Gastrodermus nanus
- Conservation status: Least Concern (IUCN 3.1)

Scientific classification
- Kingdom: Animalia
- Phylum: Chordata
- Class: Actinopterygii
- Order: Siluriformes
- Family: Callichthyidae
- Genus: Gastrodermus
- Species: G. nanus
- Binomial name: Gastrodermus nanus Nijssen & Isbrücker, 1967
- Synonyms: Corydoras nanus Nijssen & Isbrücker, 1967;

= Gastrodermus nanus =

- Authority: Nijssen & Isbrücker, 1967
- Conservation status: LC
- Synonyms: Corydoras nanus Nijssen & Isbrücker, 1967

Species of fish

Gastrodermus nanus, the little corydoras, is a species of freshwater ray-finned fish belonging to the subfamily Corydoradinae, the corys, of the family Callichthyidae, the armored catfishes. This catfish is found in the Suriname and Maroni River basins in Suriname and the Iracoubo River basin in French Guiana.

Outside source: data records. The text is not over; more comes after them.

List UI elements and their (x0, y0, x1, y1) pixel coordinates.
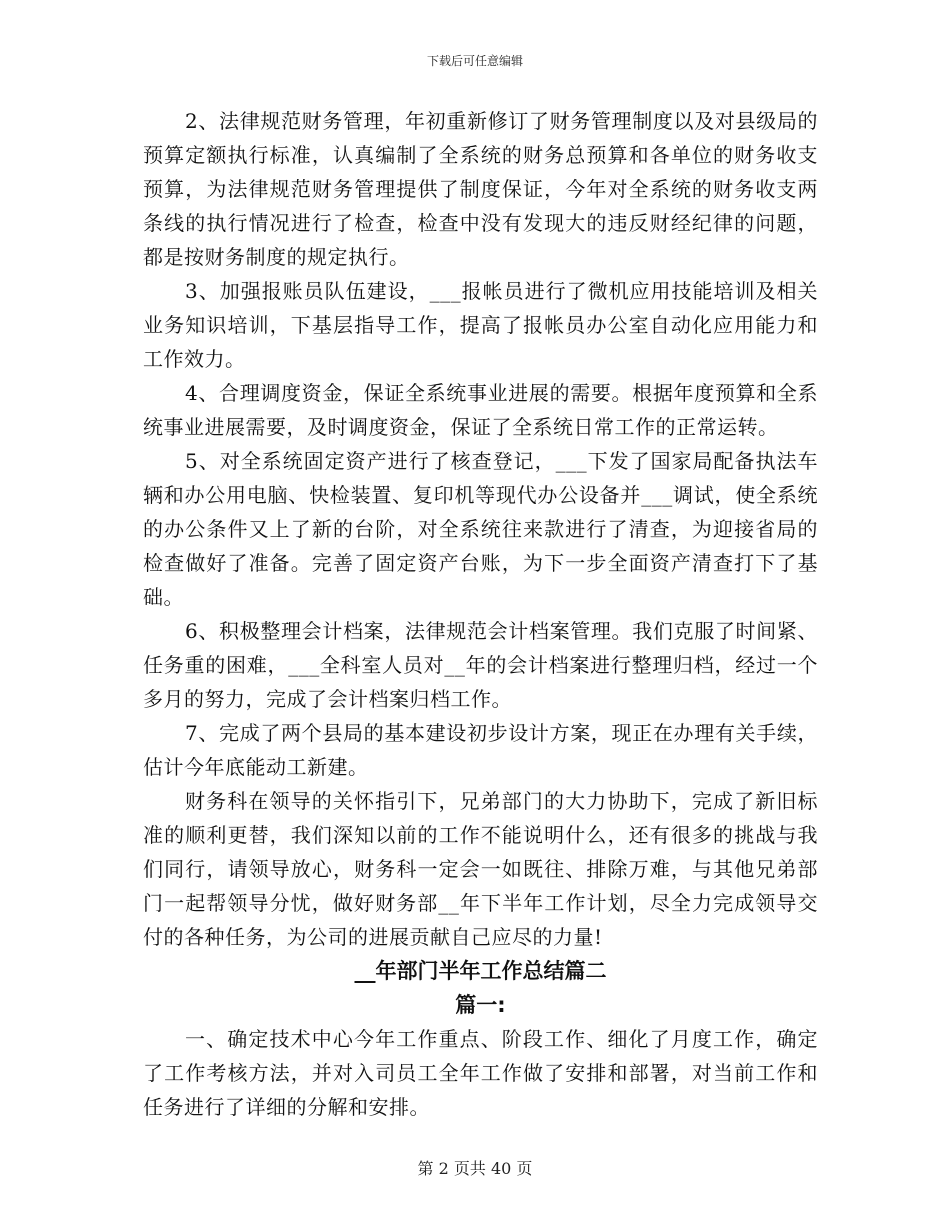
section-paragraph-1: 一、确定技术中心今年工作重点、阶段工作、细化了月度工作，确定了工作考核方法，并对入司员工全年工作做了安排和部署，对当前工作和任务进行了详细的分解和安排。 (143, 1027, 818, 1119)
page-header-note: 下载后可任意编辑 (426, 54, 523, 68)
paragraph-item-6: 6、积极整理会计档案，法律规范会计档案管理。我们克服了时间紧、任务重的困难，___全科室人员对__年的会计档案进行整理归档，经过一个多月的努力，完成了会计档案归档工作。 (143, 619, 818, 711)
paragraph-item-7: 7、完成了两个县局的基本建设初步设计方案，现正在办理有关手续，估计今年底能动工新建。 (143, 721, 818, 779)
paragraph-item-2: 2、法律规范财务管理，年初重新修订了财务管理制度以及对县级局的预算定额执行标准，认真编制了全系统的财务总预算和各单位的财务收支预算，为法律规范财务管理提供了制度保证，今年对全系统的财务收支两条线的执行情况进行了检查，检查中没有发现大的违反财经纪律的问题，都是按财务制度的规定执行。 (143, 109, 818, 269)
paragraph-item-5: 5、对全系统固定资产进行了核查登记，___下发了国家局配备执法车辆和办公用电脑、快检装置、复印机等现代办公设备并___调试，使全系统的办公条件又上了新的台阶，对全系统往来款进行了清查，为迎接省局的检查做好了准备。完善了固定资产台账，为下一步全面资产清查打下了基础。 (143, 449, 818, 609)
paragraph-item-3: 3、加强报账员队伍建设，___报帐员进行了微机应用技能培训及相关业务知识培训，下基层指导工作，提高了报帐员办公室自动化应用能力和工作效力。 (143, 279, 818, 371)
section-subtitle: 篇一: (455, 993, 506, 1017)
page-number: 第 2 页共 40 页 (417, 1159, 533, 1178)
paragraph-summary: 财务科在领导的关怀指引下，兄弟部门的大力协助下，完成了新旧标准的顺利更替，我们深知以前的工作不能说明什么，还有很多的挑战与我们同行，请领导放心，财务科一定会一如既往、排除万难，与其他兄弟部门一起帮领导分忧，做好财务部__年下半年工作计划，尽全力完成领导交付的各种任务，为公司的进展贡献自己应尽的力量! (143, 789, 818, 949)
document-body (143, 104, 818, 1124)
section-title: __年部门半年工作总结篇二 (354, 959, 607, 983)
paragraph-item-4: 4、合理调度资金，保证全系统事业进展的需要。根据年度预算和全系统事业进展需要，及时调度资金，保证了全系统日常工作的正常运转。 (143, 381, 818, 439)
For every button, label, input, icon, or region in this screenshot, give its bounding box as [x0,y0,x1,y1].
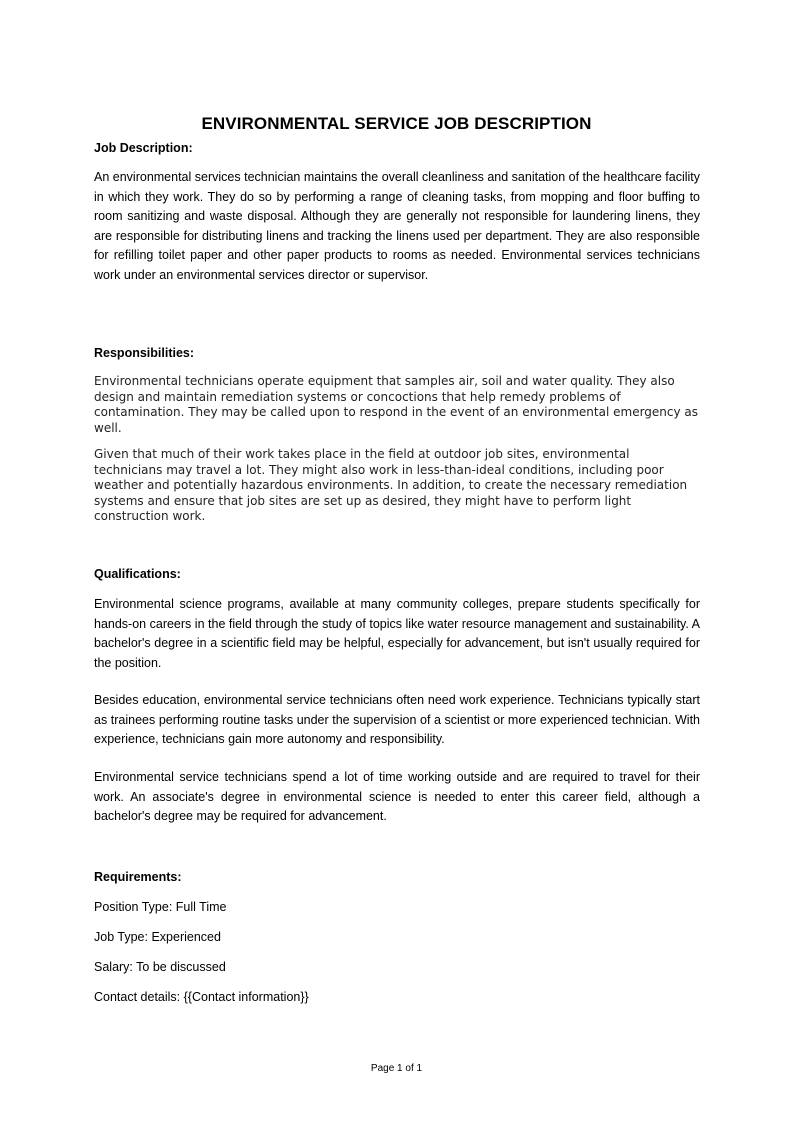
job-description-text: An environmental services technician maintains the overall cleanliness and sanitation of the healthcare facility in which they work. They do so by performing a range of cleaning tasks, from mopping and floor buffing to room sanitizing and waste disposal. Although they are generally not responsible for laundering linens, they are responsible for distributing linens and tracking the linens used per department. They are also responsible for refilling toilet paper and other paper products to rooms as needed. Environmental services technicians work under an environmental services director or supervisor. [94,170,700,282]
position-type: Position Type: Full Time [94,900,227,914]
job-type: Job Type: Experienced [94,930,221,944]
page-number: Page 1 of 1 [370,1063,423,1074]
document-title: ENVIRONMENTAL SERVICE JOB DESCRIPTION [201,114,592,133]
qualifications-paragraph-1: Environmental science programs, available at many community colleges, prepare students specifically for hands-on careers in the field through the study of topics like water resource management and sustainability. A bachelor's degree in a scientific field may be helpful, especially for advancement, but isn't usually required for the position. [94,597,700,670]
qualifications-heading: Qualifications: [94,567,181,581]
job-description-heading: Job Description: [94,141,193,155]
responsibilities-paragraph-1: Environmental technicians operate equipment that samples air, soil and water quality. They also design and maintain remediation systems or concoctions that help remedy problems of contamination. They may be called upon to respond in the event of an environmental emergency as well. [94,374,699,435]
qualifications-paragraph-3: Environmental service technicians spend a lot of time working outside and are required to travel for their work. An associate's degree in environmental science is needed to enter this career field, although a bachelor's degree may be required for advancement. [94,770,700,823]
responsibilities-paragraph-2: Given that much of their work takes place in the field at outdoor job sites, environmental technicians may travel a lot. They might also work in less-than-ideal conditions, including poor weather and potentially hazardous environments. In addition, to create the necessary remediation systems and ensure that job sites are set up as desired, they might have to perform light construction work. [94,447,688,523]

This fish has been found in creeks with a moderate current, 0.5 to 3 m wide, shallow (20 cm to 50 cm depth) with sandy to sandy-muddy bottom and not brightly illuminated. It will grow in length up to 1.7 in. It lives in a tropical climate in water with a 6.0 – 8.0 pH, a water hardness of 2 – 25 dGH, and a temperature range of 72–79 F. It feeds on worms, benthic crustaceans, insects, and plant matter. It lays eggs in dense vegetation and adults do not guard the eggs. In captivity, eggs have been deposited mostly on plant leaves. The female may produce up to 600 eggs.

Gastrodermus nanus coloring is usually silver with black stripes running horizontally from head to tail. Occasionally they can have amber or purple highlights in their coloring or a gray belly.

If kept as a pet, the care level is relatively easy as the fish has a peaceful temperament. The aquarium should be well planted and have many places to hide. Use round gravel or smooth sand for the aquarium because the barbels can be damaged easily. A community of at least six fish is ideal.

Corydoras nanus is of commercial importance in the aquarium trade industry.